The point was lost on me, however, until I saw Yo-Yo Ma. The music is not something one produces with fingers or hands or a bow. The music is an experience of life that grips us in the moment, body and soul, and demands to be fully known.
Sometimes people speak of the importance of dancing. “I hope you dance,” a mother tells her child in a popular song. The message is clearly to put all of yourself into whatever you do. Do not watch from the sidelines. Do not hold back. Do not give your song a perfunctory performance.
Jump in with both feet. Invest all of the energy and passion at your disposal. Until you do so, you are missing the boat. You have squandered the rich opportunity given you when you arrived on this earth.
I am reminded of Joseph Campbell, the preeminent mythographer, who spoke often of the hero’s journey and the difficulty of accepting the challenge to risk all in pursuit of the Holy Grail, whatever that may be for you. In the last analysis the hero, fearful, comes face to face with the need to put everything on the line.
When this time comes in our lives, we feel out there, unsupported, terribly alone. And yet at the moment when we take the plunge, suddenly everyone else is right there too.

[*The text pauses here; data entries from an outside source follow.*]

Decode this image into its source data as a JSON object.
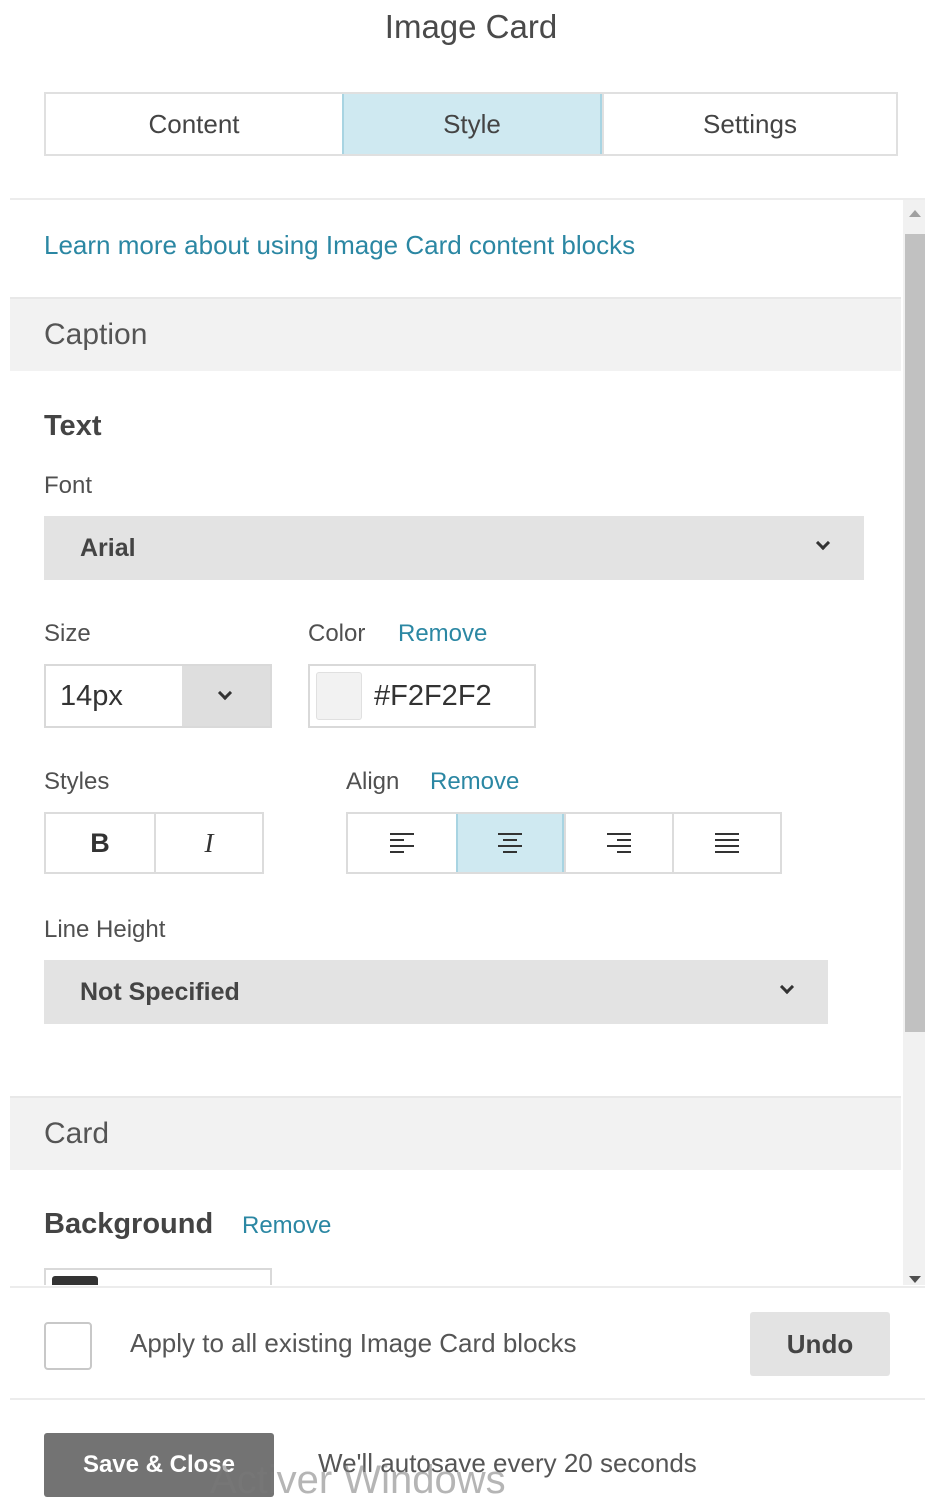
{
  "title": "Image Card",
  "tabs": [
    {
      "label": "Content",
      "active": false
    },
    {
      "label": "Style",
      "active": true
    },
    {
      "label": "Settings",
      "active": false
    }
  ],
  "learn_link": "Learn more about using Image Card content blocks",
  "caption": {
    "header": "Caption",
    "text_heading": "Text",
    "font_label": "Font",
    "font_value": "Arial",
    "size_label": "Size",
    "size_value": "14px",
    "color_label": "Color",
    "color_remove": "Remove",
    "color_value": "#F2F2F2",
    "styles_label": "Styles",
    "bold_label": "B",
    "italic_label": "I",
    "align_label": "Align",
    "align_remove": "Remove",
    "align_active": "center",
    "line_height_label": "Line Height",
    "line_height_value": "Not Specified"
  },
  "card": {
    "header": "Card",
    "background_label": "Background",
    "background_remove": "Remove",
    "background_color": "#333333"
  },
  "apply": {
    "label": "Apply to all existing Image Card blocks",
    "checked": false,
    "undo_label": "Undo"
  },
  "footer": {
    "save_label": "Save & Close",
    "autosave_text": "We'll autosave every 20 seconds",
    "watermark": "Activer Windows"
  },
  "colors": {
    "accent": "#2b87a3",
    "active_tab": "#cfe9f1",
    "swatch_caption": "#F2F2F2"
  }
}
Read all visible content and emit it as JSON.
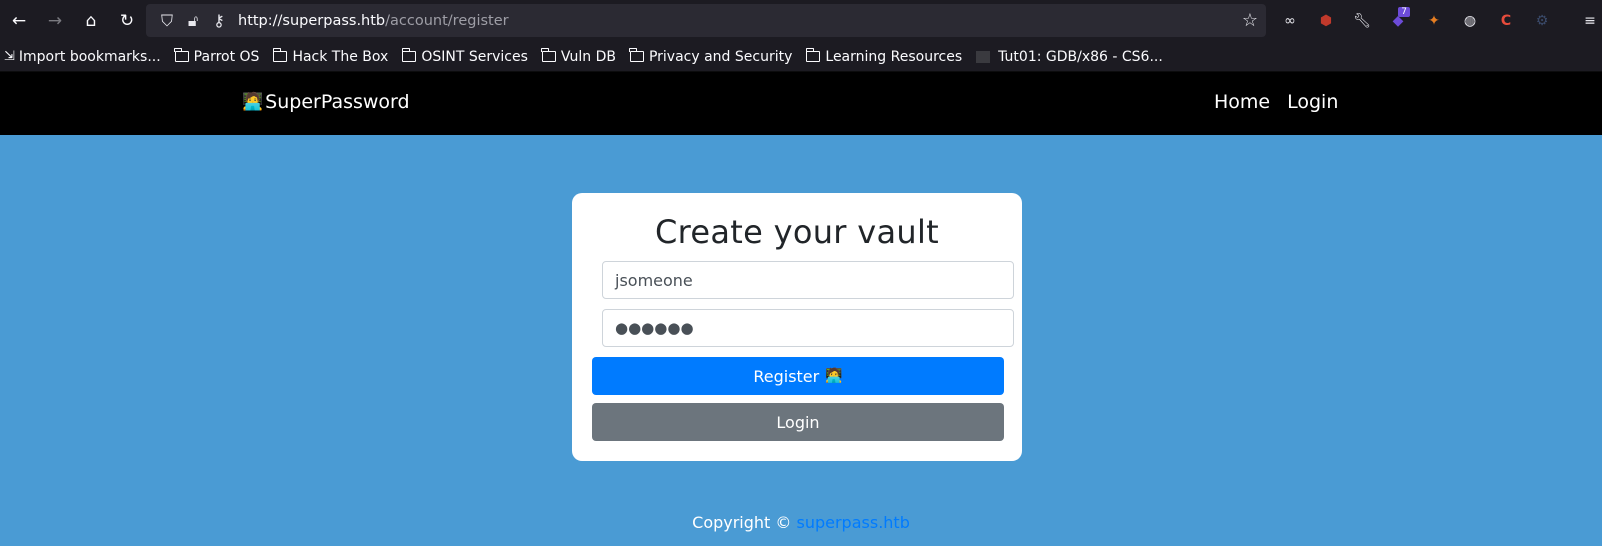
{
  "browser": {
    "url_host": "http://superpass.htb",
    "url_path": "/account/register",
    "extension_badge": "7",
    "bookmarks": [
      "Import bookmarks...",
      "Parrot OS",
      "Hack The Box",
      "OSINT Services",
      "Vuln DB",
      "Privacy and Security",
      "Learning Resources",
      "Tut01: GDB/x86 - CS6..."
    ]
  },
  "site": {
    "brand": "SuperPassword",
    "brand_icon": "🧑‍💻",
    "nav": {
      "home": "Home",
      "login": "Login"
    }
  },
  "form": {
    "title": "Create your vault",
    "username_value": "jsomeone",
    "password_masked": "●●●●●●",
    "register_label": "Register",
    "register_emoji": "🧑‍💻",
    "login_label": "Login"
  },
  "footer": {
    "text": "Copyright © ",
    "link": "superpass.htb"
  },
  "colors": {
    "page_bg": "#4a9bd4",
    "primary": "#007bff",
    "secondary": "#6c757d",
    "navbar": "#000000"
  }
}
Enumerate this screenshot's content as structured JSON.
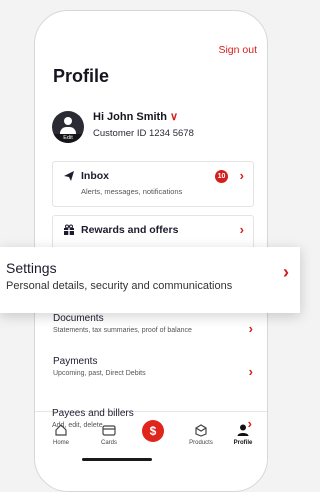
{
  "header": {
    "sign_out": "Sign out",
    "title": "Profile"
  },
  "user": {
    "greeting": "Hi John Smith",
    "customer_id": "Customer ID 1234 5678",
    "edit_label": "Edit"
  },
  "cards": {
    "inbox": {
      "label": "Inbox",
      "subtitle": "Alerts, messages, notifications",
      "badge": "10",
      "icon": "paper-plane-icon"
    },
    "rewards": {
      "label": "Rewards and offers",
      "icon": "gift-icon"
    }
  },
  "settings": {
    "label": "Settings",
    "subtitle": "Personal details, security and communications"
  },
  "rows": [
    {
      "label": "Documents",
      "subtitle": "Statements, tax summaries, proof of balance"
    },
    {
      "label": "Payments",
      "subtitle": "Upcoming, past, Direct Debits"
    },
    {
      "label": "Payees and billers",
      "subtitle": "Add, edit, delete"
    }
  ],
  "tabbar": {
    "home": "Home",
    "cards": "Cards",
    "pay": "$",
    "products": "Products",
    "profile": "Profile",
    "active": "Profile"
  },
  "colors": {
    "accent": "#d51f1f",
    "pay_button": "#e0251d"
  }
}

The hero instantly joins all members of the human race, past and present, striving for all that can be, disregarding the chance of loss in pursuit of the possibility of glorious success.
For all of us, it would be unthinkable not to go for broke, to reach the end of life and know that we could have gone farther, done more, but we were simply too afraid to try.
This is the message I take from Yo-Yo Ma on the stage at Tanglewood. He is totally in thrall to the music. He is captured utterly, transported by the moment. Right then, before my eyes, he is showing me what it means to be fully alive.